1. Less toxins. Dryer sheets are filled with toxins and added scents. Our family has started using a lot of essential oils, and I honestly prefer those scents to artificial scents.
2. Save money and time. Dryer balls create a better environment for your laundry to dry by moving the laundry around during the dry cycle. This can decrease the time it takes to dry by allowing the warm air to get to the deep pockets of the laundry. Saving on dry time means a lower energy bill at the end of the month!
3. Better for the environment. Reduce, reuse, recycle, right? Wit dryer balls, you’re reducing the amount of trash you’re throwing away from laundry, and reusing a new product to take the place of dryer sheets.
4. They’re fun!

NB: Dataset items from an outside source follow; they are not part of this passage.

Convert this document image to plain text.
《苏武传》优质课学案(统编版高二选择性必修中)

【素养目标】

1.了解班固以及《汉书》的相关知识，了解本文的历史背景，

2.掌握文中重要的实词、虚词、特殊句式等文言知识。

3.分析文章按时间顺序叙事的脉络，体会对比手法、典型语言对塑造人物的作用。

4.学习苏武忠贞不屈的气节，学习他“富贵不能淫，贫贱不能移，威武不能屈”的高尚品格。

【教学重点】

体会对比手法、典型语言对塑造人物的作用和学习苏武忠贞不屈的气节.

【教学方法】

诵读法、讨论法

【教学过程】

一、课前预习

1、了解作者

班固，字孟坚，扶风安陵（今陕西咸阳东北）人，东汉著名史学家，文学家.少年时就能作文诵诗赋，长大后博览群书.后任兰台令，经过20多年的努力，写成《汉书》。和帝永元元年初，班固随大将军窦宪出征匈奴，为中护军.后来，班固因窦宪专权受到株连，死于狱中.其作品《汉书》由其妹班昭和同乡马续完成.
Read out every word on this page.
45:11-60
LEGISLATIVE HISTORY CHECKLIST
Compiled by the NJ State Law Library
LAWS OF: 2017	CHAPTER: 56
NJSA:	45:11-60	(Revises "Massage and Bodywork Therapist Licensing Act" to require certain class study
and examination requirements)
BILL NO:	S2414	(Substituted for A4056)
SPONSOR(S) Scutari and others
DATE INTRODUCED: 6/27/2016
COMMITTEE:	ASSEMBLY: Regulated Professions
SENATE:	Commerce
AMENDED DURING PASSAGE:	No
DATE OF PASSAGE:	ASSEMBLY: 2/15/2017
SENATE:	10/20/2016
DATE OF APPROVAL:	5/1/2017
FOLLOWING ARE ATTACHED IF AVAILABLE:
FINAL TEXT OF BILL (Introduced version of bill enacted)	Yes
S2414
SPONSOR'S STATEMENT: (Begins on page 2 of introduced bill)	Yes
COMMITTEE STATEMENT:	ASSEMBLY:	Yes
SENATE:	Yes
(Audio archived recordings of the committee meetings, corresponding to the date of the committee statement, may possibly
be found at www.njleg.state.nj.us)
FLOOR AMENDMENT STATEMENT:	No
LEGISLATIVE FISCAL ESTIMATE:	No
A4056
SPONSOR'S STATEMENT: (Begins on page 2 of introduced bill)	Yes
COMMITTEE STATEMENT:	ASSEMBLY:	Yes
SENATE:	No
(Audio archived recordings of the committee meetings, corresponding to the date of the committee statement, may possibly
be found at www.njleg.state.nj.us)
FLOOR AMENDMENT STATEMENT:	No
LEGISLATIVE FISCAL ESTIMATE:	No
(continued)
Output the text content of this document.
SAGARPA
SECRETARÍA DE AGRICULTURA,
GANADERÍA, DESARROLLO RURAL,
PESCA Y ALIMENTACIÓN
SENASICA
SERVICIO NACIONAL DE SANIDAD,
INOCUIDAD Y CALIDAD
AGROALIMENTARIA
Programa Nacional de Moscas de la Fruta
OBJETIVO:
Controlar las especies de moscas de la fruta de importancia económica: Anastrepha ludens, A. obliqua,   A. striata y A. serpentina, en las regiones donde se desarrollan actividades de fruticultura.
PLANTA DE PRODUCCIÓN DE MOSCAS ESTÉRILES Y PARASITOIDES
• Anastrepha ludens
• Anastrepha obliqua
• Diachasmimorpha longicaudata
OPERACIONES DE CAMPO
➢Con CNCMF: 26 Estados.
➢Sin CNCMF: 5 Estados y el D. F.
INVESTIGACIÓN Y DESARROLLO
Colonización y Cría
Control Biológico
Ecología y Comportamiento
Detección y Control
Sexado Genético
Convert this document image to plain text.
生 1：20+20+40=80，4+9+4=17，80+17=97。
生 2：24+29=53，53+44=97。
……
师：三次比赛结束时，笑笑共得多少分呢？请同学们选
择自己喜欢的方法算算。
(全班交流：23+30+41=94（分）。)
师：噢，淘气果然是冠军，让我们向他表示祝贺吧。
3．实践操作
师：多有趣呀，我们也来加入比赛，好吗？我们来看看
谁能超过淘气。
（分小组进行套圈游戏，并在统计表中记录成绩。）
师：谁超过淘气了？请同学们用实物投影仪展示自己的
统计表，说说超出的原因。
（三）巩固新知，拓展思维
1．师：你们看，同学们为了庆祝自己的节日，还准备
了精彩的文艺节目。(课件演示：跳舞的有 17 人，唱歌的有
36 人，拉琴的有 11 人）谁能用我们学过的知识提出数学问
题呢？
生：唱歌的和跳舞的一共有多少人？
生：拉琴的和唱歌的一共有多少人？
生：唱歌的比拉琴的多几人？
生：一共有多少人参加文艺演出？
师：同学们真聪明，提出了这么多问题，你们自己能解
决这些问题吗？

Your kids will get a kick out of finding the dryer balls in each load of laundry.
This craft was so easy to make! I did a good bit of research before starting this project, so here are some tips I have before going into it….
Grab 100% wool from amazon (or another source if you can find it). If it’s not 100% wool, it won’t felt and will end up coming apart in the dryer making a big mess.
Maybe don’t risk the color yarn. I’m not an expert on this, but I decided to get a white/ivory yarn to avoid the color coming off on my laundry. It sounds super fun to make the dryer balls so they’re easier to find when the load of laundry is done, but I’d be a little worried of my white shirts turning neon green in the dryer.
Include more than one per load so they create better air pockets for drying.
The thicker the yarn, the better it felts together.
100% Wool (one skein make two dryer balls)
First you start of by rolling your yarn into a ball about the size of a tennis ball. When you’re done with that, tuck the end of the string under a few layers of string so the end of the string won’t come loose in the dryer.
Stuff the dryer ball into the foot of the pantyhose and tie a knot above it as close to the dryer ball as you can get (this is so the dryer balls have something separating them and they don’t felt together). Do the same after each dryer all goes into the pantyhose to keep them in place.
Put the dryer balls into boiling water for about 10 minutes to get them really hot. Then throw the dryer balls and the boiling water into a wash cycle on the hottest setting.
Make sure you put an entire load of laundry in on the wash cycle. I used a load of towels. This ensures that the dryer balls will keep their shape during the wash cycle (and you’re not washing an empty load).
After the wash cycle, remove the pantyhose from around the dryer balls. They’ll be slightly felted together, so you need to use a little bit of elbow grease to separate them. Then dry the load with the dryer balls.